My husband suggested we go it for a drink. I’m giving up beer. Too many colonies. So I had two martinis. Whoo hoo my husband is driving us home. My godmother liked martinis but I never had one with her. I miss her. She was awesome.

Two olives for the both of us.

It’s November.

My husband and I have been putting up Christmas decorations. Like my father, I will not allow the lights to be lit up until after Thanksgiving. Since we are traveling to the Northeast for 10 days at the beginning of December, Earl wants to get the decorations up early so things are nice and festive for the rest of the family here at home and for when we return to the beautiful weather of the Sonoran Desert.

The photo above was taken just as I started this blog entry. I am sitting on our back patio enjoying the weather; it is 21ºC (approximately 68ºF) and quite lovely. I’ve been seeing photos of Buffalo being buried in snow. The warmer Great Lakes at this time of year, when brushed by cold air masses from Canada, make for some really great snow making events. My hometown in the Lake Ontario Snowbelt is also seeing some snow, though not as much as is coming off Lake Erie farther to the west. Lake Erie is the shallowest of the Great Lakes and has a habit of turning colder and possibly freezing earlier in the season. The Lake Ontario snow belt will get theirs soon enough.

It probably wasn’t as cordial as I could have been by mentioning on Facebook the warm weather down here in Tucson. I do miss snow events like they’re seeing back East, but maybe a day of it per winter season.

Otherwise I’m quite happy writing a blog entry from the back patio while wearing shorts in mid November.

Caturday.

Truman watching his morning “television”. He has a very specific ritual that must be adhered to else he’ll rattle our bedroom door, make loud demands, and rattle the door again.

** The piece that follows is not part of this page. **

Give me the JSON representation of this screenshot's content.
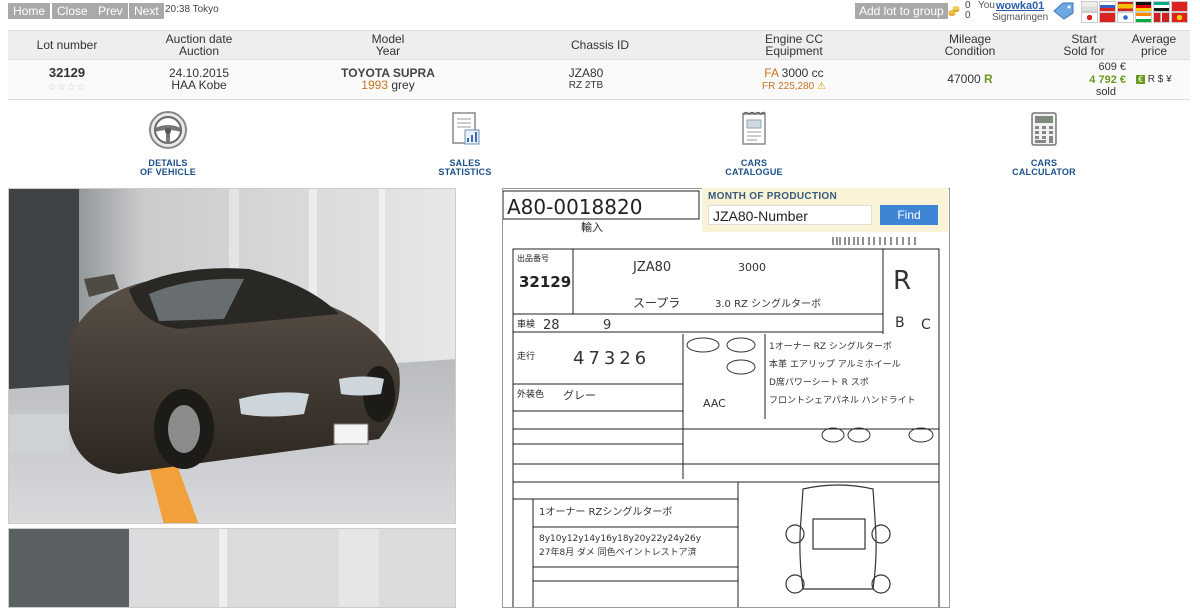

At sunrise.

The routine is: daddy gets up, makes a cup of coffee, checks the water dish, moves the existing food in the bowl around, cleans the litter boxes, and then dispenses five treats while Truman stands on his cat tree. After this is complete the human may return to bed as Truman jumps all the way up on his perch and watches his morning television of birds and javelinas in the back yard.

Nope.

I had my latest COVID-19 booster and yearly flu vaccination on Tuesday. I haven’t felt right since. In fact, I’ve felt awful. Better yet, I’ve felt the worst I’ve felt in several decades.

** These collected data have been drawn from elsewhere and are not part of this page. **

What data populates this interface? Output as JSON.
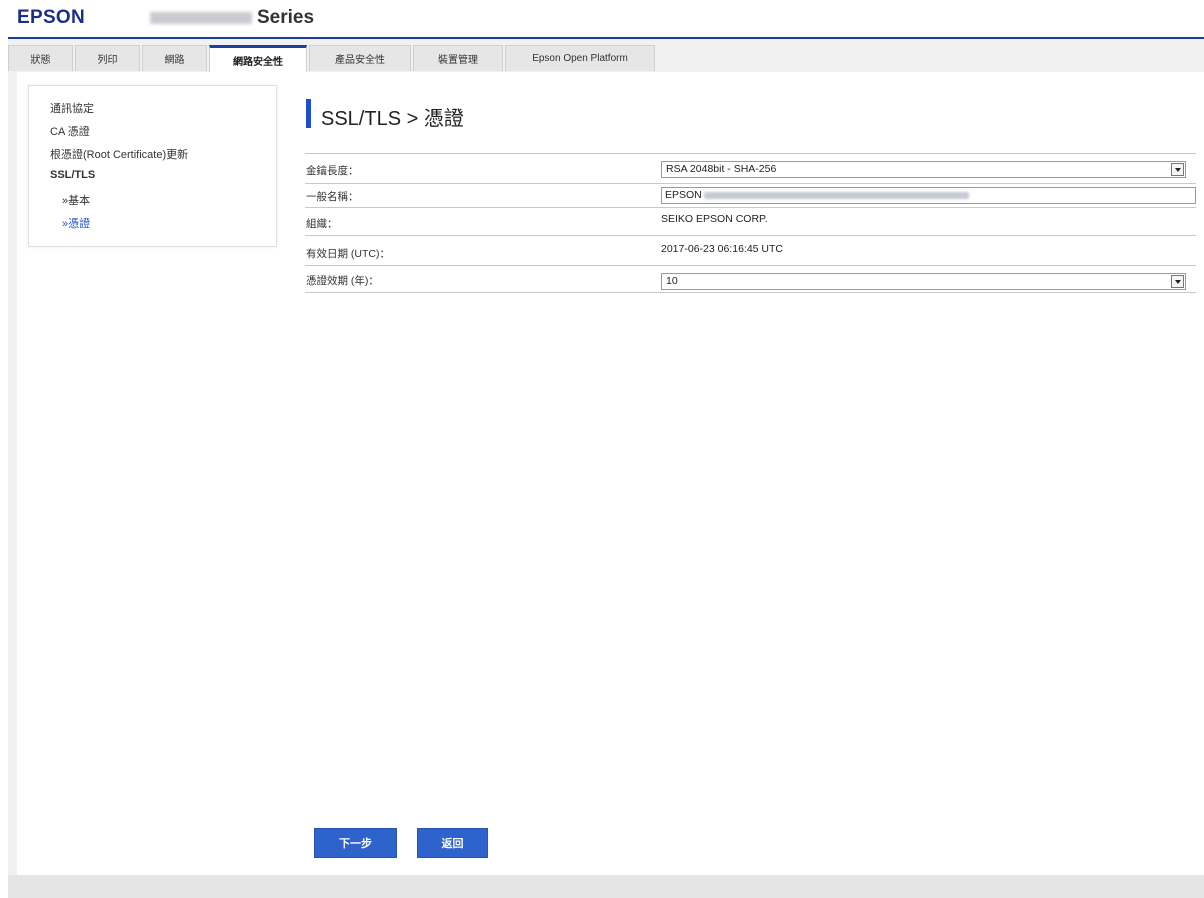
{
  "header": {
    "brand": "EPSON",
    "series": "Series"
  },
  "tabs": [
    {
      "label": "狀態",
      "active": false
    },
    {
      "label": "列印",
      "active": false
    },
    {
      "label": "網路",
      "active": false
    },
    {
      "label": "網路安全性",
      "active": true
    },
    {
      "label": "產品安全性",
      "active": false
    },
    {
      "label": "裝置管理",
      "active": false
    },
    {
      "label": "Epson Open Platform",
      "active": false
    }
  ],
  "sidebar": {
    "items": [
      {
        "label": "通訊協定"
      },
      {
        "label": "CA 憑證"
      },
      {
        "label": "根憑證(Root Certificate)更新"
      },
      {
        "label": "SSL/TLS"
      },
      {
        "label": "»基本"
      },
      {
        "label": "»憑證"
      }
    ]
  },
  "page": {
    "title": "SSL/TLS > 憑證"
  },
  "form": {
    "key_length": {
      "label": "金鑰長度：",
      "value": "RSA 2048bit - SHA-256"
    },
    "common_name": {
      "label": "一般名稱：",
      "value": "EPSON"
    },
    "organization": {
      "label": "組織：",
      "value": "SEIKO EPSON CORP."
    },
    "valid_date": {
      "label": "有效日期 (UTC)：",
      "value": "2017-06-23 06:16:45 UTC"
    },
    "cert_validity": {
      "label": "憑證效期 (年)：",
      "value": "10"
    }
  },
  "buttons": {
    "next": "下一步",
    "back": "返回"
  },
  "colors": {
    "accent": "#1e4fc9",
    "brand": "#1b2f8a",
    "button": "#2f63cc"
  }
}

I am never getting two vaccine shots at the same time ever again.

Politics.

Photo from AP News.

The people Arizona showed a spark of sanity in the recent elections and have elected Katie Hobbs as our next governor. The margin of victory is less than 1% and has been right down to the wire with vote tabulations. Of course her opponent, Kari Lake, an ardent Trump supporter who denies anything that makes sense and is obviously vying to be Trump’s running mate, is having a hissy fit of ridiculous proportions and screaming about fraud and cheating and the like.

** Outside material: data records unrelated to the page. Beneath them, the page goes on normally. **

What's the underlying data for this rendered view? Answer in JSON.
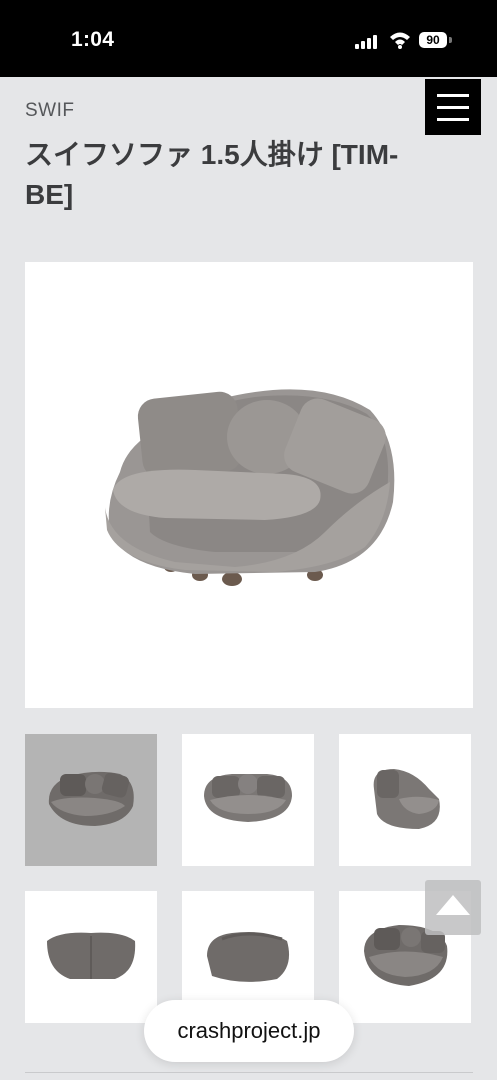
{
  "status_bar": {
    "time": "1:04",
    "battery": "90"
  },
  "product": {
    "brand": "SWIF",
    "title": "スイフソファ 1.5人掛け [TIM-BE]"
  },
  "gallery": {
    "main": {
      "view": "front-angle"
    },
    "thumbnails": [
      {
        "view": "front-angle",
        "selected": true
      },
      {
        "view": "front"
      },
      {
        "view": "side"
      },
      {
        "view": "back"
      },
      {
        "view": "back-angle"
      },
      {
        "view": "top-angle"
      }
    ]
  },
  "browser": {
    "url": "crashproject.jp"
  },
  "icons": [
    "signal-icon",
    "wifi-icon",
    "battery-icon",
    "menu-icon",
    "arrow-up-icon"
  ],
  "colors": {
    "status_bar": "#000000",
    "page_bg": "#e5e6e8",
    "sofa": "#8e8a88",
    "active_thumb": "#b4b4b4"
  }
}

I’m really, really tired of sore losers.

The election was way too close for comfort and it’s disconcerting knowing that probably half the people you encounter on the street supported a candidate who feels Arizona should secede from the United States, basically stripping folks of their social security, Medicare, and countless other perks of being part of the Union, as well as getting rid of the six military bases here in the desert. Her approach sounds so patriotic. Yet, nearly half of the votes went to that nut job.

I’m interested to see what Katie Hobbs does as governor. I’ve been shying away from politics in general because the whole affair is incredibly depressing and disillusioning, but at least with Katie Hobbs at the helm of Arizona I feel a little bit of comfort.